Students build bamboo nurseries in Haiti

bamboo nursery
Provided
Last summer, the bamboo project planted a bamboo nursery and gave away hundreds of free Guadua Angustifolia seedlings.

There is a simple solution to several of Haiti's environmental, economic and social problems: bamboo, says Chris Dennis, a rising junior in international agriculture and rural development at Cornell's College of Agriculture and Life Sciences.

He and four friends have planted five bamboo nurseries in southern Haiti in an effort to ease the island's environmental crisis and grow building materials to help house the 1.5 million Haitians left homeless by the January 2010 earthquake.

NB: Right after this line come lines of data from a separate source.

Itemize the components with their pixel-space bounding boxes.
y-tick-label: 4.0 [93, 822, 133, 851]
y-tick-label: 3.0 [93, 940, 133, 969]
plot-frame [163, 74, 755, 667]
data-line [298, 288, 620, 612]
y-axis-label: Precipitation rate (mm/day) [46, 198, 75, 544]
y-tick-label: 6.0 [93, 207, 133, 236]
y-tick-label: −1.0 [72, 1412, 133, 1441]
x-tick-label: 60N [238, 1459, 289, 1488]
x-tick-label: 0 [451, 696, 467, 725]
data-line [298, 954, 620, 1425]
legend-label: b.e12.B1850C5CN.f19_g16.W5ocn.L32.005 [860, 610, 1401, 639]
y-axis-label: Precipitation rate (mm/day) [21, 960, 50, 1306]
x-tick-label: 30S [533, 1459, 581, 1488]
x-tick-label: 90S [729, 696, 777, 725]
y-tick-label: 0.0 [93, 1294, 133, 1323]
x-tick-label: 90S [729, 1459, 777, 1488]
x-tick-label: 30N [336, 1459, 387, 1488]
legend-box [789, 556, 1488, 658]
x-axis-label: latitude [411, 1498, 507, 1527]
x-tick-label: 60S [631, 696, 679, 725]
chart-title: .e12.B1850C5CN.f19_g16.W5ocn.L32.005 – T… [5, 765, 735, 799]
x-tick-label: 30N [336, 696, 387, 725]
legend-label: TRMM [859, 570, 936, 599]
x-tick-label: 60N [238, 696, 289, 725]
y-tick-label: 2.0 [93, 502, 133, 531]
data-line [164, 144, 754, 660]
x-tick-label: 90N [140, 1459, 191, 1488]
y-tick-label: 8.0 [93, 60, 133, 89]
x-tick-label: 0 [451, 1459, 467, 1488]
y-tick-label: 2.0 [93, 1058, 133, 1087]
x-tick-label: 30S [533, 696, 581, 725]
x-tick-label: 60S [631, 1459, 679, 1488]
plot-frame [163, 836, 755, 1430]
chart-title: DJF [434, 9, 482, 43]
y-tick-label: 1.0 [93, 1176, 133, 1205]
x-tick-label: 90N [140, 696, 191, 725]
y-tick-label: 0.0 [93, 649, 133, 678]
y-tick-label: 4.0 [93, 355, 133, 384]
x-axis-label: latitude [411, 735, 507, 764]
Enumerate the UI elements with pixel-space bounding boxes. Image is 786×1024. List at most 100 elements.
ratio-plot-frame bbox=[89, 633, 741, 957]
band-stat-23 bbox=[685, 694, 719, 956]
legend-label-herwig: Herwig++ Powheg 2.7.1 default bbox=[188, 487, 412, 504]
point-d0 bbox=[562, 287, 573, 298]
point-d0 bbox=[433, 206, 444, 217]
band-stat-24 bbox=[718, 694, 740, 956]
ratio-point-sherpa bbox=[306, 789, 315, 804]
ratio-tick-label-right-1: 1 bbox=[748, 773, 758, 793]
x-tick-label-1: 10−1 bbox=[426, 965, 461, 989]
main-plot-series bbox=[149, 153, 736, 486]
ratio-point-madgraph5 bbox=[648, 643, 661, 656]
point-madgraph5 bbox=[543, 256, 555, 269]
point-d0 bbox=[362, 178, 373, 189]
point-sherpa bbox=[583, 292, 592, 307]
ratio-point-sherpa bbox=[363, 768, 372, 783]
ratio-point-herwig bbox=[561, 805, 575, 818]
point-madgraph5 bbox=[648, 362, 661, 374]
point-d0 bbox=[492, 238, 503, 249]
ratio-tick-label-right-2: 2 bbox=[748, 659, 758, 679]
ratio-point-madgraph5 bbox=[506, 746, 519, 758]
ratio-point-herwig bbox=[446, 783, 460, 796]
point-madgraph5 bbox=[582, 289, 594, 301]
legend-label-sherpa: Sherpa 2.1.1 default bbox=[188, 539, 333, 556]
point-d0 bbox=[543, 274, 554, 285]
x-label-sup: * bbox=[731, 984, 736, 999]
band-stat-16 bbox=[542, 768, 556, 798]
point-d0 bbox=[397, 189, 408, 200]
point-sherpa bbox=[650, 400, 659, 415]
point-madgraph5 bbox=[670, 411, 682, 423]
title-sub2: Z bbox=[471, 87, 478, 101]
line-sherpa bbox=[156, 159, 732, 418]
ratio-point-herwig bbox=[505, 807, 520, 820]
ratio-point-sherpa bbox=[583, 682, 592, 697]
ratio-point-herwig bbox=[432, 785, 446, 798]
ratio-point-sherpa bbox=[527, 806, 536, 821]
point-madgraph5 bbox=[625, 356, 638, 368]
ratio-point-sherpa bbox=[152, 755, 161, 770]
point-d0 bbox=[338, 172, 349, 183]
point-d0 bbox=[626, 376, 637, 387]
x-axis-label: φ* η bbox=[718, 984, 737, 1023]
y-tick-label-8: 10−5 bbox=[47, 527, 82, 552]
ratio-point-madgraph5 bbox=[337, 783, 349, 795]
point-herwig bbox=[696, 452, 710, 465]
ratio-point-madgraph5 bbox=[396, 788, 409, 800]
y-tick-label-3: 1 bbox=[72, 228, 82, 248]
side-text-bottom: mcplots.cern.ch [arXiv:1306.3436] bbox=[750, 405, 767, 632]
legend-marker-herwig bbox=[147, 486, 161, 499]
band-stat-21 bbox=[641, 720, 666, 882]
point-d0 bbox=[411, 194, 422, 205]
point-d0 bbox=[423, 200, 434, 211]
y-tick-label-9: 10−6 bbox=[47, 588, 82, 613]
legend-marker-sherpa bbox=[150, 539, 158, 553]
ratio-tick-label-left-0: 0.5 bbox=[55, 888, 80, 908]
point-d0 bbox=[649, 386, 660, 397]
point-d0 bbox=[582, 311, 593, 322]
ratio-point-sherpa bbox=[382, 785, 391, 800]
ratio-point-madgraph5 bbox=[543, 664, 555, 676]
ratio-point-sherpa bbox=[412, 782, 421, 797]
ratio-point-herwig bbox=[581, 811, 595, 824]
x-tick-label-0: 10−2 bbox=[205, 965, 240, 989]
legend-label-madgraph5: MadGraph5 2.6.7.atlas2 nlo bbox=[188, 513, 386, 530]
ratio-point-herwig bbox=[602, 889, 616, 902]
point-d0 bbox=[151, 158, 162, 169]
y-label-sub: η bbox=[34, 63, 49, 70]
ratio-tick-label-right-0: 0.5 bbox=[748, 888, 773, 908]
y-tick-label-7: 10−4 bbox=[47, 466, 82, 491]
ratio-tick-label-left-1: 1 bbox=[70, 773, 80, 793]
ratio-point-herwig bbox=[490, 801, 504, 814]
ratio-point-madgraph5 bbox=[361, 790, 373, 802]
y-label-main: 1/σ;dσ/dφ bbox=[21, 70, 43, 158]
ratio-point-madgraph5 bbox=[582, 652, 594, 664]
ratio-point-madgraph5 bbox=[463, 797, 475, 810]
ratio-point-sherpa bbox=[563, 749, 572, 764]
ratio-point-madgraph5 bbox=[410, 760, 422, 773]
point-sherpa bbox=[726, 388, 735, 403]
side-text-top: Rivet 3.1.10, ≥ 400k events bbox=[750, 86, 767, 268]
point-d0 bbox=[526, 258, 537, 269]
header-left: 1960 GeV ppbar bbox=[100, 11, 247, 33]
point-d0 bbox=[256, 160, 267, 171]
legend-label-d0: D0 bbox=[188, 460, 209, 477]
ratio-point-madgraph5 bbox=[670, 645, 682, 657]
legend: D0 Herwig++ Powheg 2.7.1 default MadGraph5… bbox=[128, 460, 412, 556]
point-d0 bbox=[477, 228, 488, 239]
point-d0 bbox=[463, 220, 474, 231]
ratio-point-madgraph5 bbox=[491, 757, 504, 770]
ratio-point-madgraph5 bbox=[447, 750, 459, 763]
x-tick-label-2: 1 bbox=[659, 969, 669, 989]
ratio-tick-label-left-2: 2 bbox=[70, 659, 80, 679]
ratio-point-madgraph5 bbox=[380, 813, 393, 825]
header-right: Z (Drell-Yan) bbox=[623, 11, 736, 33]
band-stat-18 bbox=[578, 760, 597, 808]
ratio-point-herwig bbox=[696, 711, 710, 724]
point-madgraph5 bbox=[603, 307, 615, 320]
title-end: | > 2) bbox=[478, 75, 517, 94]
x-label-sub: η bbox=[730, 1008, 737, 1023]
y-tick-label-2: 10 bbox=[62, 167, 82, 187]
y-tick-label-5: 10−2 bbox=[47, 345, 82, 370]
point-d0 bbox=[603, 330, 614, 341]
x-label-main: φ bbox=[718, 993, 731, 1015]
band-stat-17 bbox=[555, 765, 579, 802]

Bamboo is a versatile, fast-growing and rapidly renewable crop that can be used for housing, fuel, crafts and environmental restoration, Dennis said. Planting the noninvasive "clumping" variety in heavily eroded areas helps save the soil, prevents flooding and provides a habitat for wildlife. It also relieves stress on the island nation's few remaining forests, the most fragile of which contains the last square mile of a unique kind of cloud forest left in the world.

"Less than 1 percent of the country's forest cover remains, and it's still being cut at a rapid rate. Plus, 36 million tons of fertile topsoil are lost every year to erosion caused by this deforestation. It leads to flooding, destroys coral reefs, and reduces agricultural and fishing yields," Dennis said.

"There are so many problems, on all these different levels, and they're all interconnected," he added. "With bamboo, we can reduce poverty and help the environment at the same time."

The Forè Bamboo (previously called Developing Bamboo) project was inspired by a February 2010 trip, when a group of Ithaca High School graduates went to Haiti after the earthquake to make free promotional videos for nonprofit organizations.

Other Cornell efforts to help Haiti:

The Cornell Lab of Ornithology recently has received funding from the John D. and Catherine T. MacArthur Foundation to conduct biological inventories of the La Visite National Park to aid in its long-term management.

GHESKIO (Groupe Haitien d'Etude du Sarcome de Kaposi et des Infection Opportunistes) Center, created in 1982 by Dr. Jean William Pape '79 and run by Weill Cornell Medical College, has delivered lifesaving HIV/AIDS and tuberculosis treatment for thousands of patients after the earthquake, provided humanitarian relief to 7,000 refugees, and has responded to the cholera epidemic. It set up a field hospital, refugee camp, school and a nutrition center.

A group of graduate students in the Cornell Institute for Public Affairs and Department of City and Regional Planning helped develop housing solutions for earthquake survivors, through their pro bono consulting firm Cornell Global Solutions.

Dawn Potter, an administrative assistant in the Department of Neurobiology and Behavior, has spearheaded an effort to collect more than 100,000 cans from Cornell fraternities and send $5,000 in reclaimed deposits to Project Hope and Help Haiti Missions.

"[It] was completely life-changing and eye-opening. It introduced us to a world we didn't really know existed," Dennis said. "After that, we wanted to get involved in something more long term and tangible, something we could directly do to help."

Since then, the students have scraped together money from summer jobs, bake sales and benefit concerts to fund two additional trips and to plant roughly 15,000 square feet of bamboo nursery, partnering with four community organizations.

Each 2,000-square-foot nursery costs just $500 and produces seedlings that can be used for reforestation with construction grade bamboo. Once built and set up for self-sufficiency, the group turns operation of the nurseries over to local Haitian community organizations.

The next step is to make bamboo production an attractive and economically viable livelihood option that farmers will adopt on a countrywide scale. Interest so far has been high, Dennis said. More than 200 people turned up for a recent presentation in La Vallee de Jacmel, about 50 miles south of the Haitian capital, Port-au-Prince.

"Our goal is to plant as many nurseries as possible and educate as many people as possible," Dennis said.

Currently, Dennis is in Nicaragua with five other team members to learn about bamboo reforestation and construction.

"In July in Haiti, we will apply what we learned and help with a summer camp program put on by our partner organization CODEHA and facilitating volunteers with the organization Volunteers for Peace," wrote Dennis in an e-mail from Nicaragua. "Anyone over 18 can find out more or sign up to volunteer this summer at http://www.vfp.org/explore-volunteer-destinations/volunteer-central-america/haiti."

On campus, the group works with Developing Pictures Media and Cornell's chapter of the Society for Natural Resource Conservation to fundraise for the cause. He invites students to participate.

"We didn't know we could help people so easily and still have an awesome time doing it," said Dennis. Other founding members include Jamie Johnson '13 and Sidney Madsen '13.

Stacey Shackford is a staff writer at the College of Agriculture and Life Sciences.